Sektörde gerek otoriteler, gerekse şirket yöneticileri olsun, kime sorsanız; yaptıkları hizmetin kusursuz olduğunu ve kurallara tam uyum içinde çalıştıklarını söylemektedirler. Kısaca kimse; yoğurdum ekşi dememektedir. Ancak, sektörü sadece şirket yönetimleri ve otoriteler olarak görmemek gerekir. Bu sektörün içinde, her branşın mutfağında çalışanlar da var.
Soruyu bu sefer çalışanlara sorduğunuzda tam tersi cevaplar almaktasınız.
BBP yönetimi; merhum başkanları Muhsin Yazıcıoğlu’nun yaşamını yitirdiği helikopter kazası ile ilgili rapora itiraz edip, yabancı bir ekip oluşturmakla kalmadılar, şimdi de Cumhurbaşkanı’na kadar çıkıp bu kaza-kırım komisyonunun verdiği kararların yetersiz olduğunu, Devlet Denetleme Kurulu’nun bu konuyu araştırmaya davet edilmesini istiyorlar. Sonuçta, bu istek kabul görüyor.
Buradan anlaşılan; SHGM’ye karşı bir güvensizlik hakim. Şimdi birileri de Isparta kazası veya ileride olası bir kaza için, Cumhurbaşkanı’na çıkar da aynı isteklerde bulunursa, ne söyler merak ediyorum.
DDK kaza kırım komisyonu mudur?
Şimdiki büyük sorunumuz ise; dengesiz büyüme ve alt yapısal sorunlarımızın uçak sayılarının artışına paralel olarak artması sonrası, kendini iyice belli eden rötarlara sebep olmasıdır. Bu konu ile ilgili son aylarda konuşmayan kalmadı. Pilotlarımız; havada boşa atılan turlardan, havayolu şirketlerimiz; fazla yakıt yakmanın yanı sıra, yolcularına karşı zor durumda kalmaktan şikayetçi. Yolcuların ise iş ya da özel seyahatleri, burunlarından gelmekte ve yetişmek istedikleri yerlere zamanında yetişememenin üzüntü ve şikayetlerini sıklıkla dile getirmektedirler.

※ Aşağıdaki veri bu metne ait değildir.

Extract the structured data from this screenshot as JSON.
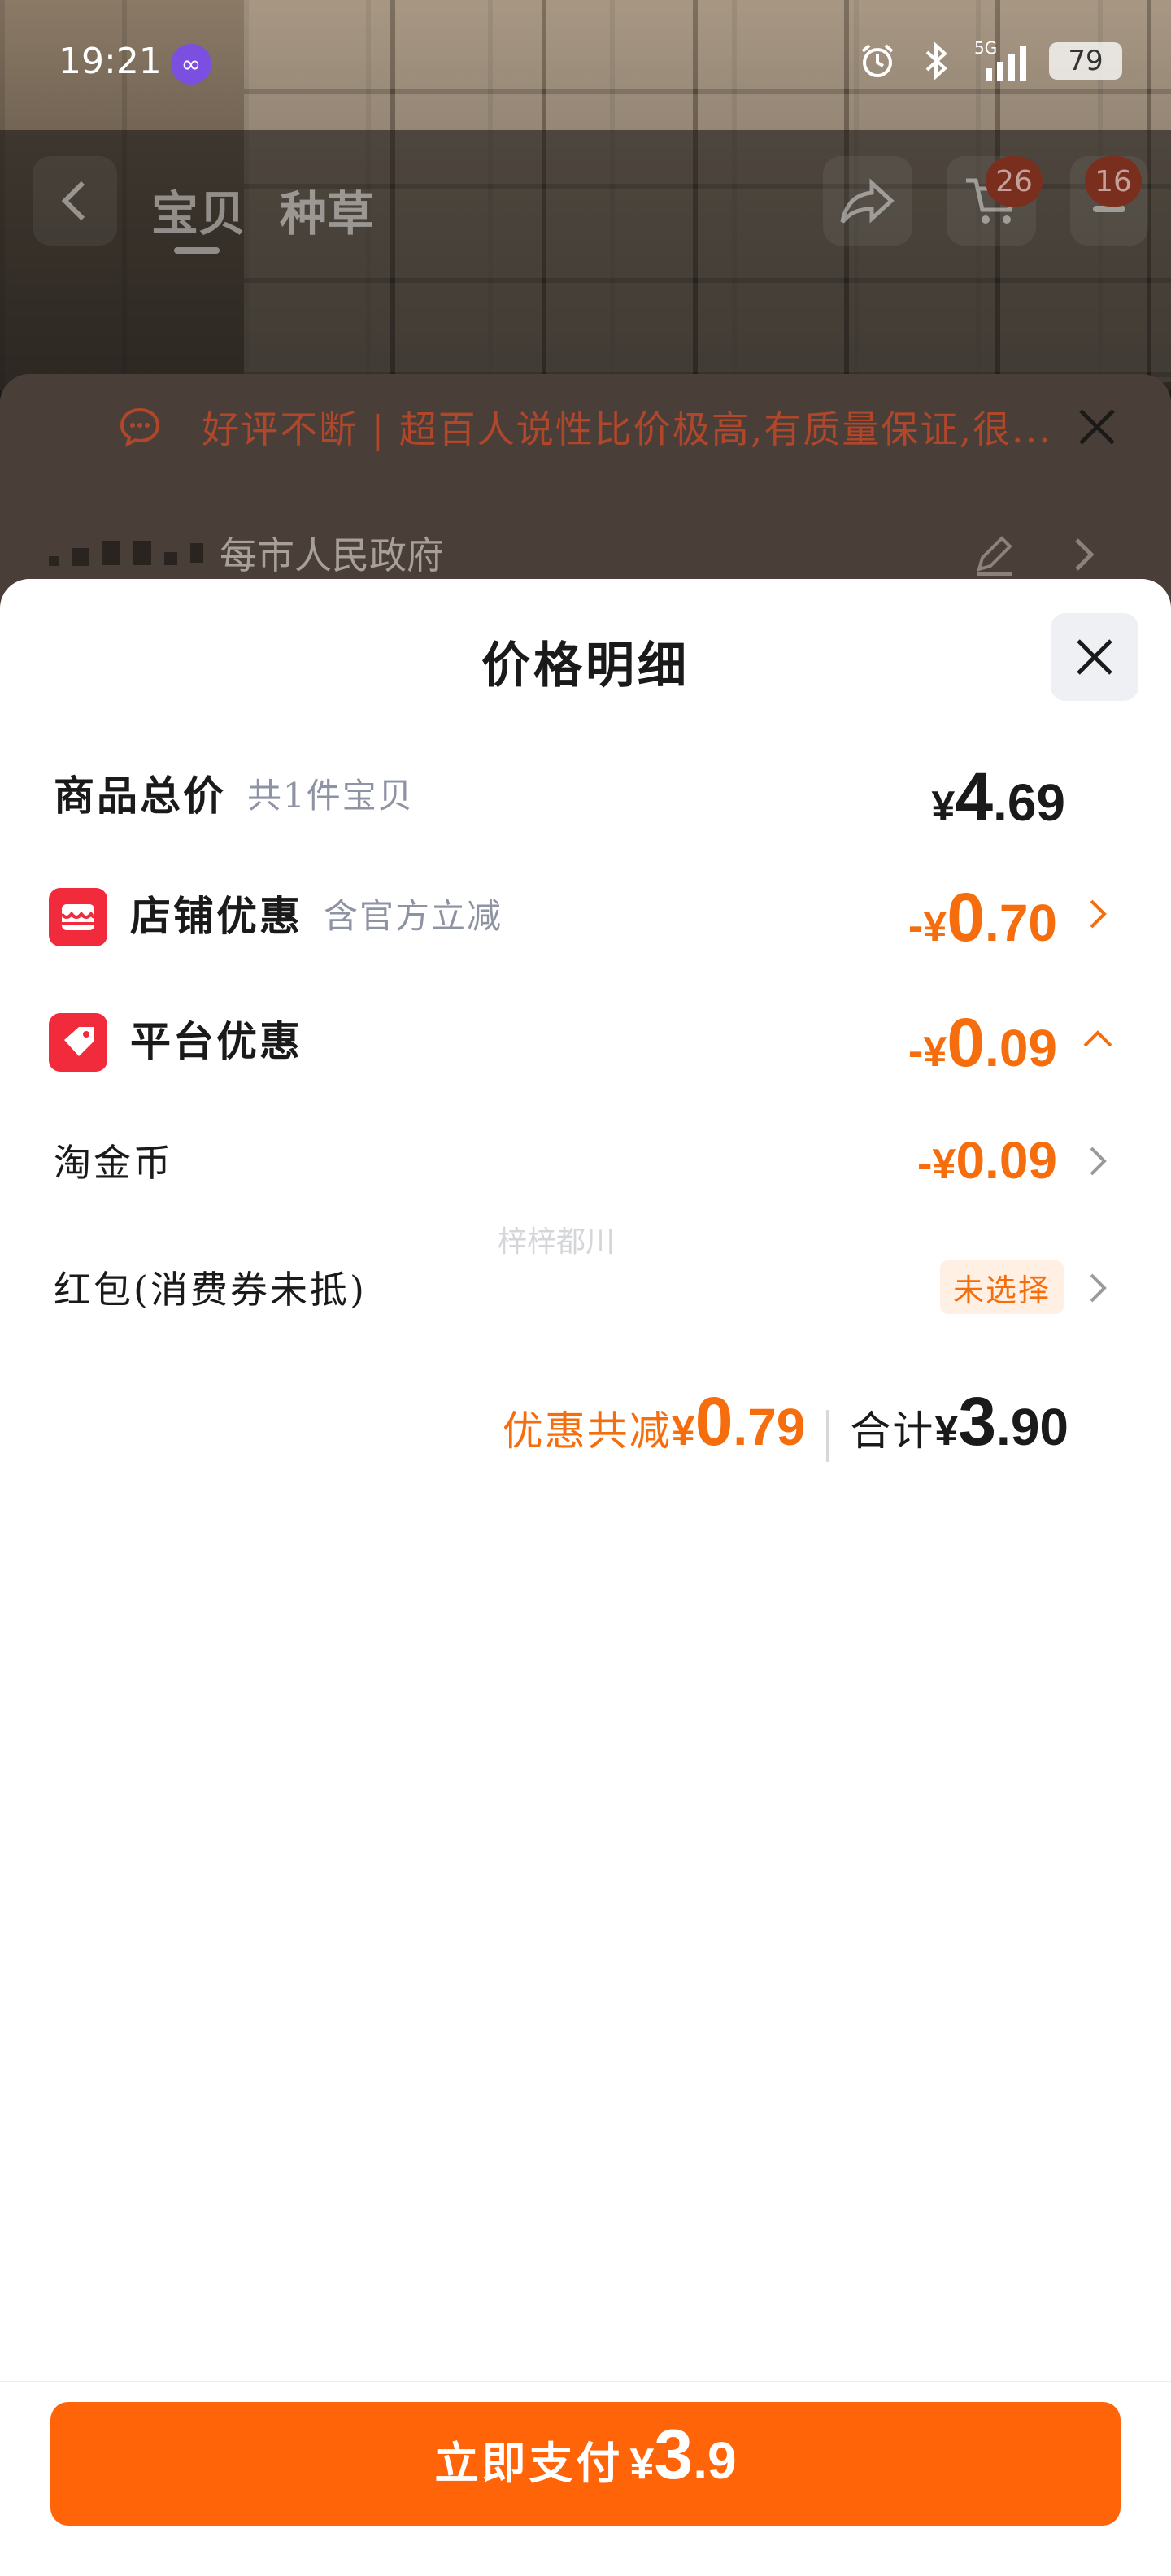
{
  "status_bar": {
    "time": "19:21",
    "battery": "79",
    "network": "5G",
    "icons": [
      "app-infinity-icon",
      "alarm-icon",
      "bluetooth-icon",
      "signal-icon",
      "battery-icon"
    ]
  },
  "nav": {
    "tabs": [
      "宝贝",
      "种草"
    ],
    "cart_badge": "26",
    "menu_badge": "16",
    "icons": [
      "back-icon",
      "share-icon",
      "cart-icon",
      "more-icon"
    ]
  },
  "review_banner": {
    "text": "好评不断 | 超百人说性比价极高,有质量保证,很..."
  },
  "address": {
    "text": "每市人民政府"
  },
  "sheet": {
    "title": "价格明细",
    "rows": {
      "total": {
        "label": "商品总价",
        "sub": "共1件宝贝",
        "yen": "¥",
        "int": "4",
        "dec": ".69"
      },
      "shop": {
        "label": "店铺优惠",
        "sub": "含官方立减",
        "sign": "-",
        "yen": "¥",
        "int": "0",
        "dec": ".70"
      },
      "platform": {
        "label": "平台优惠",
        "sign": "-",
        "yen": "¥",
        "int": "0",
        "dec": ".09"
      },
      "coins": {
        "label": "淘金币",
        "sign": "-",
        "yen": "¥",
        "int": "0",
        "dec": ".09"
      },
      "redpacket": {
        "label": "红包(消费券未抵)",
        "badge": "未选择"
      }
    },
    "watermark": "梓梓都川",
    "summary": {
      "discount_label": "优惠共减",
      "discount_yen": "¥",
      "discount_int": "0",
      "discount_dec": ".79",
      "total_label": "合计",
      "total_yen": "¥",
      "total_int": "3",
      "total_dec": ".90"
    }
  },
  "pay_button": {
    "label": "立即支付",
    "yen": "¥",
    "int": "3",
    "dec": ".9"
  },
  "colors": {
    "accent_orange": "#ff6508",
    "discount_orange": "#f56d0c",
    "icon_red": "#f12a3c",
    "text_dark": "#1a1a1a",
    "text_muted": "#8d93a3"
  }
}
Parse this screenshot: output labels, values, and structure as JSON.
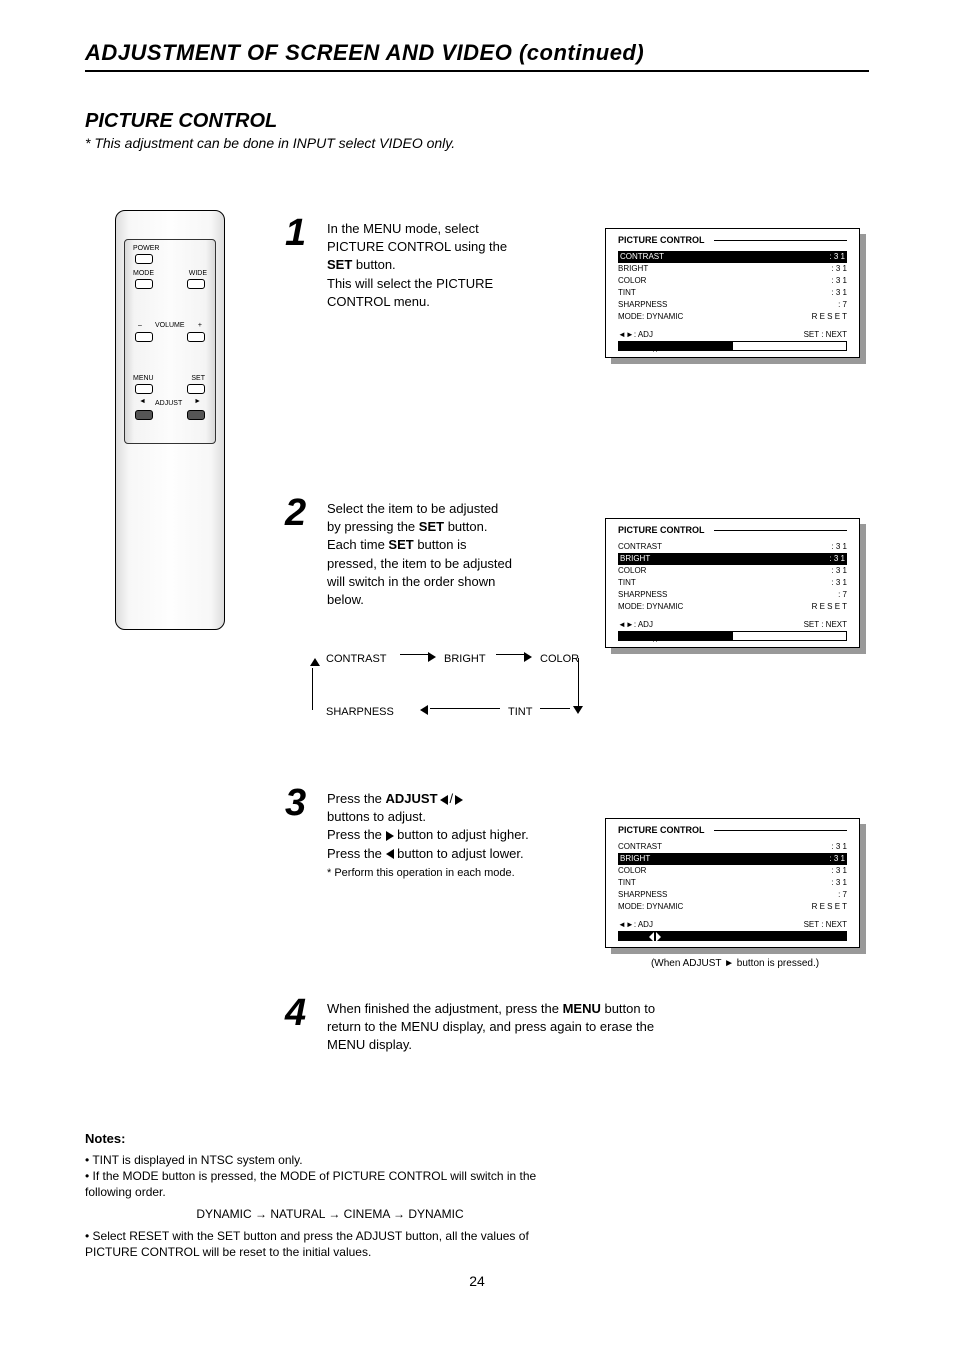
{
  "title": "ADJUSTMENT OF SCREEN AND VIDEO (continued)",
  "picture_heading": "PICTURE CONTROL",
  "picture_sub": "*  This adjustment can be done in INPUT select  VIDEO only.",
  "remote": {
    "power": "POWER",
    "mode": "MODE",
    "wide": "WIDE",
    "vol_minus": "–",
    "vol_label": "VOLUME",
    "vol_plus": "+",
    "menu": "MENU",
    "set": "SET",
    "adj_left": "◄",
    "adjust": "ADJUST",
    "adj_right": "►"
  },
  "steps": {
    "s1": {
      "n": "1",
      "l1": "In the MENU mode, select",
      "l2": "PICTURE CONTROL using the",
      "l3_a": "SET",
      "l3_b": " button.",
      "l4": "This will select the PICTURE",
      "l5": "CONTROL menu."
    },
    "s2": {
      "n": "2",
      "l1": "Select the item to be adjusted",
      "l2_a": "by pressing the ",
      "l2_b": "SET",
      "l2_c": " button.",
      "l3_a": "Each time ",
      "l3_b": "SET",
      "l3_c": " button is",
      "l4": "pressed, the item to be adjusted",
      "l5": "will switch in the order shown",
      "l6": "below."
    },
    "s3": {
      "n": "3",
      "l1_a": "Press the ",
      "l1_b": "ADJUST",
      "l2": " buttons to adjust.",
      "l3_a": "Press the ",
      "l3_b": " button to adjust higher.",
      "l4_a": "Press the ",
      "l4_b": " button to adjust lower.",
      "l5": "* Perform this operation in each mode."
    },
    "s4": {
      "n": "4",
      "l1_a": "When finished the adjustment, press the ",
      "l1_b": "MENU",
      "l1_c": " button to",
      "l2": "return to the MENU display, and press again to erase the",
      "l3": "MENU display."
    }
  },
  "cycle": {
    "a": "CONTRAST",
    "b": "BRIGHT",
    "c": "COLOR",
    "d": "SHARPNESS",
    "e": "TINT"
  },
  "osd": {
    "title": "PICTURE  CONTROL",
    "rows": [
      {
        "k": "CONTRAST",
        "v": ": 3 1"
      },
      {
        "k": "BRIGHT",
        "v": ": 3 1"
      },
      {
        "k": "COLOR",
        "v": ": 3 1"
      },
      {
        "k": "TINT",
        "v": ": 3 1"
      },
      {
        "k": "SHARPNESS",
        "v": ":   7"
      }
    ],
    "bar_left": "◄►: ADJ",
    "bar_right": "SET : NEXT",
    "mode_row_k": "MODE: DYNAMIC",
    "mode_row_v": "R E S E T"
  },
  "osd3_caption": "(When ADJUST ► button is pressed.)",
  "notes": {
    "hd": "Notes:",
    "l1": "• TINT is displayed in NTSC system only.",
    "l2": "• If the MODE button is pressed, the MODE of PICTURE CONTROL will switch in the",
    "l3": "  following order.",
    "seq": "DYNAMIC → NATURAL → CINEMA → DYNAMIC",
    "l4": "• Select RESET with the SET button and press the ADJUST button, all the values of",
    "l5": "  PICTURE CONTROL will be reset to the initial values."
  },
  "page_num": "24"
}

Ulaştırma Bakanı Binali Yıldırım; 25 Mart 2010 tarihinde, sektördeki tarifeli sefer yapan şirketleri, havalimanı işletmecileri ve SHGM ve DHMI Genel Müdürleri ile bir toplantı düzenledi. Konu: Rötarlar.
Bu, çok geç kalınsa da olumlu olarak değerlendirilmesi gereken toplantıda; geçen hafta yazdığım ve yurt dışı örneklerini verdiğim, inişteki uçaklar arasındaki 8 mil mesafesinin azaltılması, RNAV uygulamalar ve smart projesi tekrar gündeme getirilmiş. Sevindirici bir gelişme.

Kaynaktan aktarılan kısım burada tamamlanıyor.